Я подкрутил рукоятки передающей системы, настроил частоту, тембр, проницаемость и сказал клиентке:
— Готово, можете читать.
Женщина опустила на шею цветастый платок, достала из тайника на груди сложенный вчетверо листок школьной тетради, расправила ладонями на столе и застенчиво улыбнулась:
— Надо туда сделать погромче, бабушка глуховата.
— Пожалуйста. — Я добавил громкости и пододвинул микрофон. — Говорить надо в эту штуку.
Женщина кивнула, облизала пересохшие губы и начала читать:
— Дорогая бабушка. Мы все тебя помним. Твой внучатый племянник снова женился. Он взял за себя Маринку из промтоварного. Наша корова Зорька на сочельник телилась бычком. А летом подохло много кур от болезни. Мы все здоровы и помним тебя. Твой портрет висит в горнице между дедом и императором.
Она всхлипнула и посмотрела на меня испуганно:
— Это всё.
— Может, еще пару слов про императора? — предложил я.

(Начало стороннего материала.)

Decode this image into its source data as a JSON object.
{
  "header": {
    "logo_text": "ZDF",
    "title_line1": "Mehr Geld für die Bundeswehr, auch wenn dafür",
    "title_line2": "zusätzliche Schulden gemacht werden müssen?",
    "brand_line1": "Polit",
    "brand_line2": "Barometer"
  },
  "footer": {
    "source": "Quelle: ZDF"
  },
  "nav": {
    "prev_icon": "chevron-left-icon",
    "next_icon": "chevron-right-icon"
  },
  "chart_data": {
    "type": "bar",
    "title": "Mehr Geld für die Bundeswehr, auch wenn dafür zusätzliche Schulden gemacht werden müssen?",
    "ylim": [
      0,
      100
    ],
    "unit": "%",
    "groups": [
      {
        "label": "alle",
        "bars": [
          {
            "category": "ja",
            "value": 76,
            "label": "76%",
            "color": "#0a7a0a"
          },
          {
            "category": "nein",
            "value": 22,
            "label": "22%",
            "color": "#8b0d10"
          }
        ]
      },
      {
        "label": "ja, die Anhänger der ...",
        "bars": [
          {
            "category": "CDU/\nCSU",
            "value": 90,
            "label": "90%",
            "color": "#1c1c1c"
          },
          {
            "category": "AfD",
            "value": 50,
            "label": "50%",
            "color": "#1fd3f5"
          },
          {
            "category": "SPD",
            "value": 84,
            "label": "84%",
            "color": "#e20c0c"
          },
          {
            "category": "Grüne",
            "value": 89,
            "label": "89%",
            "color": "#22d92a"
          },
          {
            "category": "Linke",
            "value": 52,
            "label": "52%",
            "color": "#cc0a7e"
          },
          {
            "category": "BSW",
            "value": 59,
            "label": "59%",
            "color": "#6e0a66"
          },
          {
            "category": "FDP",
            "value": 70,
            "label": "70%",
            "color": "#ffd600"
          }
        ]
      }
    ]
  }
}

— Не-а, — покачала она головой, — я лучше про козу. Придвинувшись большим ртом к микрофону, она сказала:
— Дорогая бабушка, наша коза Светка дает полтора литра.
— Прекрасно! — Я выключил микрофон. Одна за другой мигнули и погасли разноцветные лампы.
Женщина встала из-за стола, надела на голову платок, затянула концы.
— Сколько я должна?
— Нисколько. Это пробное испытание передающей системы.
— У меня в узелке два десятка яиц и шматок вяленой медвежатины.
— Хорошо, оставьте у кухарки.
Женщина пошла к двери и снова вопросительно взглянула:
— Скажите правду, мои слова дойдут до бабушки?
— Всенепременно. Это проверено. У меня патент Всемирного общества трансценденталистов.
— А... обратно нельзя? От бабушки? Она умерла больше года, и никто ее и во сне не видел.
— Увы, — развел я руками, — мое изобретение еще несовершенно. Пока я могу передавать лишь на тот свет. Попробуйте обратиться к спиритам.
— Это в город надо. А у меня дети. И скотину надо обихаживать.
— Тогда придется немного подождать. Я модернизирую изобретение, и тогда мы легко поговорим с вашей бабушкой.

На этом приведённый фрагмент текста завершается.